The key to getting this to work is to tell sed to exclude what you don't want to be output as well as specifying what you do want.

string='This is a sample 123 text and some 987 numbers'
echo "$string" | sed -rn 's/[^[:digit:]]*([[:digit:]]+)[^[:digit:]]+([[:digit:]]+)[^[:digit:]]*/\1 \2/p'

This says:

  • don't default to printing each line (-n)
  • exclude zero or more non-digits
  • include one or more digits
  • exclude one or more non-digits
  • include one or more digits
  • exclude zero or more non-digits
  • print the substitution (p)

In general, in sed you capture groups using parentheses and output what you capture using a back reference:

echo "foobarbaz" | sed 's/^foo\(.*\)baz$/\1/'

will output "bar". If you use -r (-E for OS X) for extended regex, you don't need to escape the parentheses:

echo "foobarbaz" | sed -r 's/^foo(.*)baz$/\1/'

There can be up to 9 capture groups and their back references.
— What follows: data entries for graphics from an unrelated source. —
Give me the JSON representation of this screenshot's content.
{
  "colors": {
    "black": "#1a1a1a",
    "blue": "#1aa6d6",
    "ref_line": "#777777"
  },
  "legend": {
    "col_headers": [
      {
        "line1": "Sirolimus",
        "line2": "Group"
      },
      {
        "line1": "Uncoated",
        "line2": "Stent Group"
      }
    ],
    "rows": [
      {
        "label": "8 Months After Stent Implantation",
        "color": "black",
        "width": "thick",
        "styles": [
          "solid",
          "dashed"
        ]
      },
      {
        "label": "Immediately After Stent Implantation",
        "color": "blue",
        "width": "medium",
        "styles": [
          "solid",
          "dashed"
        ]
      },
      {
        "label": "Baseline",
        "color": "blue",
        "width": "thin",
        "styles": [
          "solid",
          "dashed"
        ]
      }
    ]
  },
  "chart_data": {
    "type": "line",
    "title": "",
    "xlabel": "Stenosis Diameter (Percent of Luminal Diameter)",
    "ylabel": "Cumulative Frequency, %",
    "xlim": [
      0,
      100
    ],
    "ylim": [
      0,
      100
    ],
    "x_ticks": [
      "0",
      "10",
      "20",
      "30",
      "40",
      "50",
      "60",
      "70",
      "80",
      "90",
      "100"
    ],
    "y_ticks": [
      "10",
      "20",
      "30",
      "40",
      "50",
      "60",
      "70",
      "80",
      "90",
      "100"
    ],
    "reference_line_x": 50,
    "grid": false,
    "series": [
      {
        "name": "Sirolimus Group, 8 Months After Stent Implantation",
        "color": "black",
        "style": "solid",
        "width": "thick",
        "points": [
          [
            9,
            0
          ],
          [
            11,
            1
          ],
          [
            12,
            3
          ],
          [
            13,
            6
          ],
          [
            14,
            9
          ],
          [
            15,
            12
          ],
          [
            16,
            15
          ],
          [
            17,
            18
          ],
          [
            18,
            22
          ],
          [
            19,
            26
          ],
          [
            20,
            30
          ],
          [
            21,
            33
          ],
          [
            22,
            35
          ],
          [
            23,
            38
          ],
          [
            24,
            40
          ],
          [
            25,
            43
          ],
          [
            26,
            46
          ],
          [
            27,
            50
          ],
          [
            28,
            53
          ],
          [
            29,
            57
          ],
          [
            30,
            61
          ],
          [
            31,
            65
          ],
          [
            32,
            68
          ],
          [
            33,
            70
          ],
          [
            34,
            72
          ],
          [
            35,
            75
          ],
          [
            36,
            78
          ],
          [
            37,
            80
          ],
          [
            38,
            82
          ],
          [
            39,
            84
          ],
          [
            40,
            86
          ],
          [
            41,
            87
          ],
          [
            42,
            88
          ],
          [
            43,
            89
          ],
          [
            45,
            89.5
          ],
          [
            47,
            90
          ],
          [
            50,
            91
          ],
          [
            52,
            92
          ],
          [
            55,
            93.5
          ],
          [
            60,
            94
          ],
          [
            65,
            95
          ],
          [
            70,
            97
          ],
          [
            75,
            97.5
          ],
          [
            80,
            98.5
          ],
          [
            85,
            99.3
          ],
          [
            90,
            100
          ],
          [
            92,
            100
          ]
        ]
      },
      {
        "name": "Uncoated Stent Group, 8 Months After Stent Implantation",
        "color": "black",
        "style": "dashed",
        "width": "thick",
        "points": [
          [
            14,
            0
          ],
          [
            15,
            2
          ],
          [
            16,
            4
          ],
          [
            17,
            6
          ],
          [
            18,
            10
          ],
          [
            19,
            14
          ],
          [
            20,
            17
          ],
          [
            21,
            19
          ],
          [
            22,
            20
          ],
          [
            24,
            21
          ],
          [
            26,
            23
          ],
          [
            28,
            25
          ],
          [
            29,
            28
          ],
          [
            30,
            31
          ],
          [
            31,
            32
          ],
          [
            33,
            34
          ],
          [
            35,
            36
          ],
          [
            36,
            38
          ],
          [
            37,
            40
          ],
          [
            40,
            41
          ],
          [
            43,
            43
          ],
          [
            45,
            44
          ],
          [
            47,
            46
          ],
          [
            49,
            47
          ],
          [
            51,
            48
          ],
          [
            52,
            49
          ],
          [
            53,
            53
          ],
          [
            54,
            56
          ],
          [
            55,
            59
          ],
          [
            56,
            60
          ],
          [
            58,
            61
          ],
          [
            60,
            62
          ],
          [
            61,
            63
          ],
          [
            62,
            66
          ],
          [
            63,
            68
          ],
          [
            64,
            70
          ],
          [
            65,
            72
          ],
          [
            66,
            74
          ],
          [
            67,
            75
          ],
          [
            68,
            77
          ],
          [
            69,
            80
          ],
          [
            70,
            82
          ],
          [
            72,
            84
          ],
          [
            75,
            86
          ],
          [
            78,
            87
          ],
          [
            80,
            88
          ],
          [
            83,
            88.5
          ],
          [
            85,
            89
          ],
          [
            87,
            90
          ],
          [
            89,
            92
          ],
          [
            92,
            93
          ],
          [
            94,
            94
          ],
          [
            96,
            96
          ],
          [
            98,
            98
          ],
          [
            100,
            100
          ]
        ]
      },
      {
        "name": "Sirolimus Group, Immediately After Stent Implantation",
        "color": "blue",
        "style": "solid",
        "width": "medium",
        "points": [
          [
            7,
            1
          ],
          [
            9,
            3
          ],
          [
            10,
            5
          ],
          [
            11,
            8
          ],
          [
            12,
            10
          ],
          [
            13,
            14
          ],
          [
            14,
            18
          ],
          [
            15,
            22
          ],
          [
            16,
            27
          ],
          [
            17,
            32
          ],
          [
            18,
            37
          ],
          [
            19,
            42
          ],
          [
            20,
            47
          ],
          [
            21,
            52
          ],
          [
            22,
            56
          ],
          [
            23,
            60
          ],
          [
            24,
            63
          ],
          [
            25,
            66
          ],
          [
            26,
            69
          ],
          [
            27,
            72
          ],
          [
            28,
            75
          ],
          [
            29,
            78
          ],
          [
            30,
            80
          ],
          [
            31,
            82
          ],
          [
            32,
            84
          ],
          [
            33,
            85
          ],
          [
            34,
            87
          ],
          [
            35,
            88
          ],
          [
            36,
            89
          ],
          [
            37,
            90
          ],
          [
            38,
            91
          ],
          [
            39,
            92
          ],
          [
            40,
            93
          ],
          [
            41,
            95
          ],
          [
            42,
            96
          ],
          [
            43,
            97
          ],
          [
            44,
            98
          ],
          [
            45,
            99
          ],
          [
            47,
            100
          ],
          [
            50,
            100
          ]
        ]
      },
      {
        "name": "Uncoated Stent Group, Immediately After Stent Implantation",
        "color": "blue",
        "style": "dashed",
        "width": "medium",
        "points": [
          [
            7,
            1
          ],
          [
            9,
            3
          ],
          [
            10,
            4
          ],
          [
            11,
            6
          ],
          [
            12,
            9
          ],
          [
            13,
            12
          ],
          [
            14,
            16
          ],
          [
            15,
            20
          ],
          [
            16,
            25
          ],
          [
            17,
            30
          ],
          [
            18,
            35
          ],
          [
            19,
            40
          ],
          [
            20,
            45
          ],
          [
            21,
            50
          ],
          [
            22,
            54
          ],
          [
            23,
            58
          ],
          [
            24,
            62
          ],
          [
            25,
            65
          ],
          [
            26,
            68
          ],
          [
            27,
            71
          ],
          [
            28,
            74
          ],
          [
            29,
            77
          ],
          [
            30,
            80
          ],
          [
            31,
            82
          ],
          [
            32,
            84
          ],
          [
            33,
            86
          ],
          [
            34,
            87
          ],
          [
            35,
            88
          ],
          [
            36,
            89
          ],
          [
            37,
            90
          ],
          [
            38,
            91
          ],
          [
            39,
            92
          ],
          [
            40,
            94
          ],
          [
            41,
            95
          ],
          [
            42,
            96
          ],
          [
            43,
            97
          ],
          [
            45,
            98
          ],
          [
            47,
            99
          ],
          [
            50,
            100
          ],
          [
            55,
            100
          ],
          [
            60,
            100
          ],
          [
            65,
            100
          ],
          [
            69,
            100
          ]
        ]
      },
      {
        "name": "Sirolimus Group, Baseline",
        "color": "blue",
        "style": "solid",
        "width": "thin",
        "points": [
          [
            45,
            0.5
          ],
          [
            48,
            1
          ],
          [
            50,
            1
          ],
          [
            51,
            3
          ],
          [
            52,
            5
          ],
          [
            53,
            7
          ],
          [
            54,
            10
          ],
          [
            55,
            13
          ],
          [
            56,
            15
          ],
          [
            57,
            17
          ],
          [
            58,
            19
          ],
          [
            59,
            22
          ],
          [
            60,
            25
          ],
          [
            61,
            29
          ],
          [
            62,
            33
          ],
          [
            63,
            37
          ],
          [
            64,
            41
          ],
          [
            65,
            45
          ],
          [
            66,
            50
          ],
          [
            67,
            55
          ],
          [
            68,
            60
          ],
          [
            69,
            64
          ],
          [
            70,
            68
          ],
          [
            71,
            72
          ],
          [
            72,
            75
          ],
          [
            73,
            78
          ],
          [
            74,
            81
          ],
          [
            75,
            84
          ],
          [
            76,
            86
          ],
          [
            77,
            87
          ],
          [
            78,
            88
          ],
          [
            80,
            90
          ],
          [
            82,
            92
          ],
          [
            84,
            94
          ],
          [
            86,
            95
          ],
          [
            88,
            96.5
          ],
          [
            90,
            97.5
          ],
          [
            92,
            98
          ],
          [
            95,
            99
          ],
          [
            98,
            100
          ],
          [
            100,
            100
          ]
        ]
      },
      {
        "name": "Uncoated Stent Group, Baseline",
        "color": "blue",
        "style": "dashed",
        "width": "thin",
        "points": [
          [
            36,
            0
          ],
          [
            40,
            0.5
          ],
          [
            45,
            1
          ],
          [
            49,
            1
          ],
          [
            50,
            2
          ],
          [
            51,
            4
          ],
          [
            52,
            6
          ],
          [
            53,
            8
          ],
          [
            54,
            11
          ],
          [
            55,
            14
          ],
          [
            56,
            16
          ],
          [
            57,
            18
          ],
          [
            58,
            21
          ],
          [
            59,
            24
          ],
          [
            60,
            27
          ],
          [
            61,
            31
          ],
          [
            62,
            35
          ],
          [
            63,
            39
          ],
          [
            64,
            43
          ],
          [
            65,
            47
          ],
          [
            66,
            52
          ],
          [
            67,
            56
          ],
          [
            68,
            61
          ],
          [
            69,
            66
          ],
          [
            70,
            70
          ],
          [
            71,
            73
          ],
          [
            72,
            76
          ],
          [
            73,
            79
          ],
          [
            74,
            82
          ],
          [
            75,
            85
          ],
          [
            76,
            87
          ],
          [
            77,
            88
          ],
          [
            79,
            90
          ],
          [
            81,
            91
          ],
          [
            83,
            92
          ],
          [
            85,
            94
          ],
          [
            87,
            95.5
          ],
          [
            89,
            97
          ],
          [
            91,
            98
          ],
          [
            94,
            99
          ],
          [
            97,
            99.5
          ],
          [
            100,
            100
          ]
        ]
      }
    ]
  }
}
The back references are numbered in the order the groups appear, but they can be used in any order and can be repeated:

echo "foobarbaz" | sed -r 's/^foo(.*)b(.)z$/\2 \1 \2/'

outputs "a bar a".

If you have GNU grep (it may also work in BSD, including OS X):

echo "$string" | grep -Po '\d+'

or variations such as:

echo "$string" | grep -Po '(?<=\D )(\d+)'

The -P option enables Perl Compatible Regular Expressions. See man 3 pcrepattern or man 3 pcresyntax.